What is that mystery? What Jesus did with the water at the wedding at Cana in Galilee, He intends to do with you and through you. Mary told the servants, “Do whatever He tells you.” Jesus instructed the servants to fill the six stone jars with water, and they filled them to the brim! Taken as a symbol, water, represents our every-day, ordinary lives: we bathe with water, we drink water, we clean withy water. But water, our everyday lives, is transformed into something extraordinary, through the mutual love of husband and wife.

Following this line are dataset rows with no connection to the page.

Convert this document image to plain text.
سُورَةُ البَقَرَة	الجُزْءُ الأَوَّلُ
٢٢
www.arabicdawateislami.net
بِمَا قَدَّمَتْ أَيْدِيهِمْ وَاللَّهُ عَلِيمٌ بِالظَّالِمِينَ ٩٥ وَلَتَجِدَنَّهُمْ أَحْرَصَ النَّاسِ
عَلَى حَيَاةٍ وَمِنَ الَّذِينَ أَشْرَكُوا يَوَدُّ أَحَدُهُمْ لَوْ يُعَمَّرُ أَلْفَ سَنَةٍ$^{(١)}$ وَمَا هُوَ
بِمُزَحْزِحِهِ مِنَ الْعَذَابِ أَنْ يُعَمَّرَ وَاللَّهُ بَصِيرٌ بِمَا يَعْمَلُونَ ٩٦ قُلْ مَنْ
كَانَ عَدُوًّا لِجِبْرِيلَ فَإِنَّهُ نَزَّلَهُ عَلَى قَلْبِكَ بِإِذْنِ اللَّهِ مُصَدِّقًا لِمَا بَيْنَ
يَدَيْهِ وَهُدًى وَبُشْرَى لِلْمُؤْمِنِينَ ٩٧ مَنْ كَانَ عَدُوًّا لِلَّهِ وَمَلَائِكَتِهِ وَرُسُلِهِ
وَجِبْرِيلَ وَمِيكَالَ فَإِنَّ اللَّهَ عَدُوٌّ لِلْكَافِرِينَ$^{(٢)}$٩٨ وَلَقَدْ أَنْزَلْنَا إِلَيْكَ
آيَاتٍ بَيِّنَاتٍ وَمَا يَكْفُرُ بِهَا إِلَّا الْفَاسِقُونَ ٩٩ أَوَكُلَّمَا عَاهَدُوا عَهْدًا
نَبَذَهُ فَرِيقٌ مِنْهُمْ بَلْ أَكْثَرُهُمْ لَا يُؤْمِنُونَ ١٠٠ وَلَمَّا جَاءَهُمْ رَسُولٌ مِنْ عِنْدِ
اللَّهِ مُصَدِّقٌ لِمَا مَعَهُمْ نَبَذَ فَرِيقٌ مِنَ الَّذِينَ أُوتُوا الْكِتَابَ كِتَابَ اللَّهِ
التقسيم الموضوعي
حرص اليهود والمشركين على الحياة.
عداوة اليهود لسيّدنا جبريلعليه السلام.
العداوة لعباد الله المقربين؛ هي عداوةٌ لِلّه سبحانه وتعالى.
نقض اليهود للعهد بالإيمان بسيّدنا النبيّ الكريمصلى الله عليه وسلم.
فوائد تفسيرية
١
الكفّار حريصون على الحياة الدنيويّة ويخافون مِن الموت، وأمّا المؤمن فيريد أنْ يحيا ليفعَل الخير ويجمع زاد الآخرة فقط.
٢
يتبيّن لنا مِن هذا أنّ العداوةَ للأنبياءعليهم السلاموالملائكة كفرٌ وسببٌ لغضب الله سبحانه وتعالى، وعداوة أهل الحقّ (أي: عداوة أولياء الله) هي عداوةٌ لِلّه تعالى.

In the Diary of a Russian Priest, Alexander Elchaninov writes,
“Everyone serves the best wine first, and then it gets worse and worse. Such is the law of this world, the law of progress. The child, who has the likeness of an angel, acquires, when it grows up, traits of coarseness, falsehood, the taste of evil…It’s simple wholesome nature, having passed through school and university, through life, loses all the marks of its original integrity, displaying instead complexity, falsehood, cowardliness. Such also is the history of nations. Such is likewise sad to say) the majority of marriages… In the beginning there is mutual drawing together, a facility of communion with each other; but this is followed by dullness, indifference, boredom, or – still worse- by irritation, often hatred, and even a final break.
But the laws of the Kingdom are different. Water, a natural, simple element, is transformed into something higher, into the material of the Eucharist. So it is also with marriage. In its natural state, it is not evil, but simply human. We must take care not to degrade it to a lower level; and we must strive, on the other hand, to attain a genuine communion of spirit, so as to be not only ‘one in body,’ but ‘one in soul,’ making our marriage a reflection of the marriage between Christ and the Church. We must create our marriage.”
This involves us in a struggle, a spiritual struggle. And it’s why St. Paul’s exhorts us all today, “not to be conformed to this world, but be transformed by the renewal of our minds, that we may prove what is the will of God. Let love be genuine, hate what is evil, hold fast to what is good, love another with brotherly affection, outdo one another in showing honour, rejoice in your hope, be patient in tribulation, be constant in prayer, contribute to the needs of the saints, practice hospitality, rejoice with those who rejoice, weep with those who weep…” (Romans 12.2, 9, 12-15). This is how the water of your marriage is transformed into the abundant, sweet wine of the kingdom!
Alexander Elchaninov put it this, and with this I will close,
“May the festive joy of today last all your life, may triviality and boredom never enter it, may you remain, every day of your entire life, new and unusual in each other’s eyes. There is but one way to achieve this: a deep spiritual life in each of you. Work hard to develop your own personality, take an interest in other people, study the Word of God, educate and train yourselves.”
And it is this, Derek and Li, for which we will make our prayer for you today. Amen.